Posted by: chris | February 17, 2014 at 06:10 PM
I'm interested in exactly how bargaining power is separable from the utilities of various outcomes.
Every time I see high bargaining power discussed people really seem to mean relatively high payoffs for no agreement (p).
Even in the example of the offer from Palermo it is just an instance of reduced value of opportunities for Finney available elsewhere - because of loyalty or otherwise.
Similarly, institutional factors such as minimum wage legislation should all be expressed terms of payoffs.
Is bargaining power really a clearly defined factor? I can think off a few complications that aren't encapsulated in the payoffs, but not ones usefully summarised as a single bargaining power coefficient.
Yours faithfully,
Andrew
Posted by: Andrew | February 18, 2014 at 08:32 AM
With regard to your point about players being more "footloose" these days isn't that more a function of technology & globalisation rather than narcissism.
1952 Palermo would have been a very strange environment for Finney.
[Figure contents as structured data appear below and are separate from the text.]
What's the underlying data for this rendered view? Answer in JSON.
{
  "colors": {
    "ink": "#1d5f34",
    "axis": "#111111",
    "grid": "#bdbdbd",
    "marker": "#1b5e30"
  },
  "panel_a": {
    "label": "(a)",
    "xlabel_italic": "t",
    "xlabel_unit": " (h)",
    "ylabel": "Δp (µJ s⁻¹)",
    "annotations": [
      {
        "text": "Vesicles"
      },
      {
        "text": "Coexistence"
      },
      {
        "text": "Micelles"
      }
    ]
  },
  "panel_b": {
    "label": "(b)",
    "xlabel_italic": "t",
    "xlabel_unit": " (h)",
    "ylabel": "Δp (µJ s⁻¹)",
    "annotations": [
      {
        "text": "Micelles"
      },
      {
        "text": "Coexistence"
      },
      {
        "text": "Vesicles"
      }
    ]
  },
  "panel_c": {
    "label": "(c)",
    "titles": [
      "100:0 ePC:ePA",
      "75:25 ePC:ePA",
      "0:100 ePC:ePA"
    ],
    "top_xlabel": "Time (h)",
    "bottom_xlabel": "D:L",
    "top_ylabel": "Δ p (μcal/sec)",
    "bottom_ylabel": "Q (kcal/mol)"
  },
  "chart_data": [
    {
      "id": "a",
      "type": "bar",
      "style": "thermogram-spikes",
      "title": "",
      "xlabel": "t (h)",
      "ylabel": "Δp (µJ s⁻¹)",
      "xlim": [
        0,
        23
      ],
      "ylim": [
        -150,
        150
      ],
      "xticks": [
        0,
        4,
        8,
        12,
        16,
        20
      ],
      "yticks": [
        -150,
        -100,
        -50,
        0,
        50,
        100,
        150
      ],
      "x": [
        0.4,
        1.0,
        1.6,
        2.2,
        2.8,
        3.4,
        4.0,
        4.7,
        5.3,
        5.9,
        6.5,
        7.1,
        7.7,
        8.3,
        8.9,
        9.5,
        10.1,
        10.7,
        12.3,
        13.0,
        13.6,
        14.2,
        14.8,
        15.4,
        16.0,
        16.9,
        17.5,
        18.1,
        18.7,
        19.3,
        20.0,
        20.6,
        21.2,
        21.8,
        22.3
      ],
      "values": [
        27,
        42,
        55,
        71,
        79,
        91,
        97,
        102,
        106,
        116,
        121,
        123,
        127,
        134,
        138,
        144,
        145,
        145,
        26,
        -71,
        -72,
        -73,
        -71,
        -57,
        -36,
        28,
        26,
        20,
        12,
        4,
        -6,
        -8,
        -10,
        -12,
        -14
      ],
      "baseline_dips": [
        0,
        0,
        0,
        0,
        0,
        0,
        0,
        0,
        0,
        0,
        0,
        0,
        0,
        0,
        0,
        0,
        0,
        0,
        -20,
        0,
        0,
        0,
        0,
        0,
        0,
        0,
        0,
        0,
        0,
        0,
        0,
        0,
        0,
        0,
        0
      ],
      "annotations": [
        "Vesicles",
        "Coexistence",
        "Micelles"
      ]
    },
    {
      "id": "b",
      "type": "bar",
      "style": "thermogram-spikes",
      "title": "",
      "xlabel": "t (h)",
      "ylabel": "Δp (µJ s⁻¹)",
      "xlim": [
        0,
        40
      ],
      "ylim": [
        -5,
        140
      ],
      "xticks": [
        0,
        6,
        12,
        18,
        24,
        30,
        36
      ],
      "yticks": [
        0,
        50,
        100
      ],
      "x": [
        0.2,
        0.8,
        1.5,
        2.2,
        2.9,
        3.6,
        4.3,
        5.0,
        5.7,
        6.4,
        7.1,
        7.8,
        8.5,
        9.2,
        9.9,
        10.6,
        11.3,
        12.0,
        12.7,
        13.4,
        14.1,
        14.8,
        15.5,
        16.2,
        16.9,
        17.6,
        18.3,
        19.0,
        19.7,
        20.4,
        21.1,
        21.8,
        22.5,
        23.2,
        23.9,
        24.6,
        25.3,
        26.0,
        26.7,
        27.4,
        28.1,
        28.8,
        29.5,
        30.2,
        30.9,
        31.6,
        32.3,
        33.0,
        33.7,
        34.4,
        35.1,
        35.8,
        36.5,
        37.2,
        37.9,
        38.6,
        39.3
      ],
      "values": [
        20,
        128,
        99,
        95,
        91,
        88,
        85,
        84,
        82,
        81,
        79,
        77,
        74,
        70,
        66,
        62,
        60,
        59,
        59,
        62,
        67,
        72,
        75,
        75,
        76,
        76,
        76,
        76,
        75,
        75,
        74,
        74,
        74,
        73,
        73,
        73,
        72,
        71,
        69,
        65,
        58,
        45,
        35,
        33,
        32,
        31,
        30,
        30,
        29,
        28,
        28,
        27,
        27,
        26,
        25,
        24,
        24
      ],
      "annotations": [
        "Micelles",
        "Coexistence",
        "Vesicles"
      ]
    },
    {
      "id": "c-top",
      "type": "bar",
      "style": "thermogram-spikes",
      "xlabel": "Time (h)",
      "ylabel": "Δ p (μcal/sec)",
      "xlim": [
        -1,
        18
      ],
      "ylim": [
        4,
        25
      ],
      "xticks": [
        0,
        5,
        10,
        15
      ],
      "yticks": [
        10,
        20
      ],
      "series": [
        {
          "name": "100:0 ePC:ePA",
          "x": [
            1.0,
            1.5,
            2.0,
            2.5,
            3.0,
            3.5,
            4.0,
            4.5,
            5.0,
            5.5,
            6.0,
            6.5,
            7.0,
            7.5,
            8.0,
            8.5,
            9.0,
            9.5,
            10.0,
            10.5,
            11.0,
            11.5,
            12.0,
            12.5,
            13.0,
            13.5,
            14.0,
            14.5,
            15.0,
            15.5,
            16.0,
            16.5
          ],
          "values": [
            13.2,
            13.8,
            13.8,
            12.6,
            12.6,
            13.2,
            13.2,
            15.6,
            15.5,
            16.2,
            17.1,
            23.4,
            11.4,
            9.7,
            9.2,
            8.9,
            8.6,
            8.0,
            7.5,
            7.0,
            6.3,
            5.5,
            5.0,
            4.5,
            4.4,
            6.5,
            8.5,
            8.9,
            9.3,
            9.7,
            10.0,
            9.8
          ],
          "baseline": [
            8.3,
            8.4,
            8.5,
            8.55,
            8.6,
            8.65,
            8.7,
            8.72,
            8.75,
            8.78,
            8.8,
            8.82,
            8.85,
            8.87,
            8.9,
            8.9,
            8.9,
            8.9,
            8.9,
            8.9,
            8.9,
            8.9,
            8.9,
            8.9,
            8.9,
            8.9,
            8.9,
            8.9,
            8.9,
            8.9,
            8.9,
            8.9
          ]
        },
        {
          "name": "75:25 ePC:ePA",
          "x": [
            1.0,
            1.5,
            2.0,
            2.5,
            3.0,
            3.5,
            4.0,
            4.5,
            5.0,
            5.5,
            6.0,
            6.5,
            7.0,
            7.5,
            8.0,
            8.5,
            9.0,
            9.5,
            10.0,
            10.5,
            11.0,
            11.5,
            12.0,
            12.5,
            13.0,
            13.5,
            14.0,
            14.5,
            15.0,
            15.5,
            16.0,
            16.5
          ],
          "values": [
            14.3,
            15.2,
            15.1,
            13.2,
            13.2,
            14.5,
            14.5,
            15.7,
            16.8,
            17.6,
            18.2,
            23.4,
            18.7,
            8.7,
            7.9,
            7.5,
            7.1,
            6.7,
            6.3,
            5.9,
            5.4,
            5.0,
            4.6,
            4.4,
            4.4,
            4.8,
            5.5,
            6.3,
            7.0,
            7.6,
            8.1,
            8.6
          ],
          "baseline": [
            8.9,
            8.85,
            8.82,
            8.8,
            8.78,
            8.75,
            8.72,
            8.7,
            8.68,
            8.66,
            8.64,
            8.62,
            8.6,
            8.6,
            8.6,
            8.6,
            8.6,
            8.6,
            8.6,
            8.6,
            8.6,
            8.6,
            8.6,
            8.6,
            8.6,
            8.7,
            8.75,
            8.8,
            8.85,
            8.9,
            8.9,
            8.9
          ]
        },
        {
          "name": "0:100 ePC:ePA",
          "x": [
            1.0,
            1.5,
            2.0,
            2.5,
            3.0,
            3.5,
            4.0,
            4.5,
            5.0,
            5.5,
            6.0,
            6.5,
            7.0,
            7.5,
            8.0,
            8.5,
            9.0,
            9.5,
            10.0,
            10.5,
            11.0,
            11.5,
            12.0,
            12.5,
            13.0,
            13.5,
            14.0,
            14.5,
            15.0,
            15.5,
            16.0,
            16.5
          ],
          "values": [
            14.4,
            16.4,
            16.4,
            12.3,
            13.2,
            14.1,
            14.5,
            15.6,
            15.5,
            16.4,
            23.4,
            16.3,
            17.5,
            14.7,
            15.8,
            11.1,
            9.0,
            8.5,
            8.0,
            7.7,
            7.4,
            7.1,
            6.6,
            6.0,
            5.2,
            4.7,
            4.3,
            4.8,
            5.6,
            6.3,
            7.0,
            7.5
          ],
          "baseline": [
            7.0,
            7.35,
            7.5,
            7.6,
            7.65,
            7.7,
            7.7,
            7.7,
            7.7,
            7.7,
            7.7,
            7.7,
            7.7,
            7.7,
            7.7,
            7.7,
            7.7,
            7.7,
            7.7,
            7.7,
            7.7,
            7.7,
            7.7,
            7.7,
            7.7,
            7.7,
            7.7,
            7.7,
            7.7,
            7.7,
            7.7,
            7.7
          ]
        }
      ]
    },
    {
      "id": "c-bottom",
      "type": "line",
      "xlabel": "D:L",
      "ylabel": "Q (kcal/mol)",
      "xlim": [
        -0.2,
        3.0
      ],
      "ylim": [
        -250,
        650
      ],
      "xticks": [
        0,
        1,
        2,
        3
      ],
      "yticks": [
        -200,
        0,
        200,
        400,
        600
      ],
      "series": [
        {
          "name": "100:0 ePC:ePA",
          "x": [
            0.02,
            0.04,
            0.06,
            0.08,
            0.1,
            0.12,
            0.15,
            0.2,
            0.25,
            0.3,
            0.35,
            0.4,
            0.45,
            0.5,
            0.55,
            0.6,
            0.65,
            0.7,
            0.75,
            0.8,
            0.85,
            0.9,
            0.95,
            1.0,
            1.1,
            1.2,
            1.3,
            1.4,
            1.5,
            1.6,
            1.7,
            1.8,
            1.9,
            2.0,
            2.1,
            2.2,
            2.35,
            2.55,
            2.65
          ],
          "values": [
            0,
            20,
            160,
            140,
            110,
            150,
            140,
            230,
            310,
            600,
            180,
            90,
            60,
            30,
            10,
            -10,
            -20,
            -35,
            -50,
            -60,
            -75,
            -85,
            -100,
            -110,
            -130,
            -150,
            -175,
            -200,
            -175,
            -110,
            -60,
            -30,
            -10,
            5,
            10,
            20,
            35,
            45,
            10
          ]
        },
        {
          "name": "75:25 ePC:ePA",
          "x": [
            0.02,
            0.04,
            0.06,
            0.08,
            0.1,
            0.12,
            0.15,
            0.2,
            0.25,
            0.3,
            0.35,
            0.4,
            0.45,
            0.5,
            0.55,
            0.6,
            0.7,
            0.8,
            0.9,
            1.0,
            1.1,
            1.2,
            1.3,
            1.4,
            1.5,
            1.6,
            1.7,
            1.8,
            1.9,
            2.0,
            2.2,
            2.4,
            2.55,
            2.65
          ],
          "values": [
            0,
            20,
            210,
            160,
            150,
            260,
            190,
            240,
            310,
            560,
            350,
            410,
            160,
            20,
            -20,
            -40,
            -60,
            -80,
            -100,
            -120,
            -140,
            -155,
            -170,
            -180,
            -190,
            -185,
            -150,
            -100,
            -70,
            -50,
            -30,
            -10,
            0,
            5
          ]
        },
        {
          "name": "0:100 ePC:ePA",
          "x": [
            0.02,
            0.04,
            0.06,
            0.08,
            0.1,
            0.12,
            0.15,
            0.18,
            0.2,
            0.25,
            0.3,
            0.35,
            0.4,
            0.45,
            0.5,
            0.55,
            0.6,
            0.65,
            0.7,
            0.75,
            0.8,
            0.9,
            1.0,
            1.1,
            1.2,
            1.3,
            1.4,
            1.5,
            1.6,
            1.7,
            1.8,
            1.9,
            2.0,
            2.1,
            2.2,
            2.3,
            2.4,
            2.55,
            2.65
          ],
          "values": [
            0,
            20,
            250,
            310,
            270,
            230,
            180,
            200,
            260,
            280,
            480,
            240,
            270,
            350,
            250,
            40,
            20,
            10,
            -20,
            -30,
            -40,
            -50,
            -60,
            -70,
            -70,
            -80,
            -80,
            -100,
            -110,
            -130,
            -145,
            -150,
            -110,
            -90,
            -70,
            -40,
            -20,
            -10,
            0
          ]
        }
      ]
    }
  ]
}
No recognisable food, drink, language, media (newspapers/radio), British ex-pats, British holiday makers etc.
A Wayne Rooney moving to Palermo today would probably speak the same amount of Italian as Finney (none) but could lead a lifestyle in an English ex-pat bubble. Skype-ing relatives at home, watching UK TV online, friends flying out on Easyjet every weekend.
Hence it is easier to be footloose today.
Same with bargaining power for footloose investment bankers. Moving from JPMorgan in Canary Wharf to a better offer at Citibank in Canary Wharf doesn't involve moving house, your spouse having to find a new job, or your kids having to move school.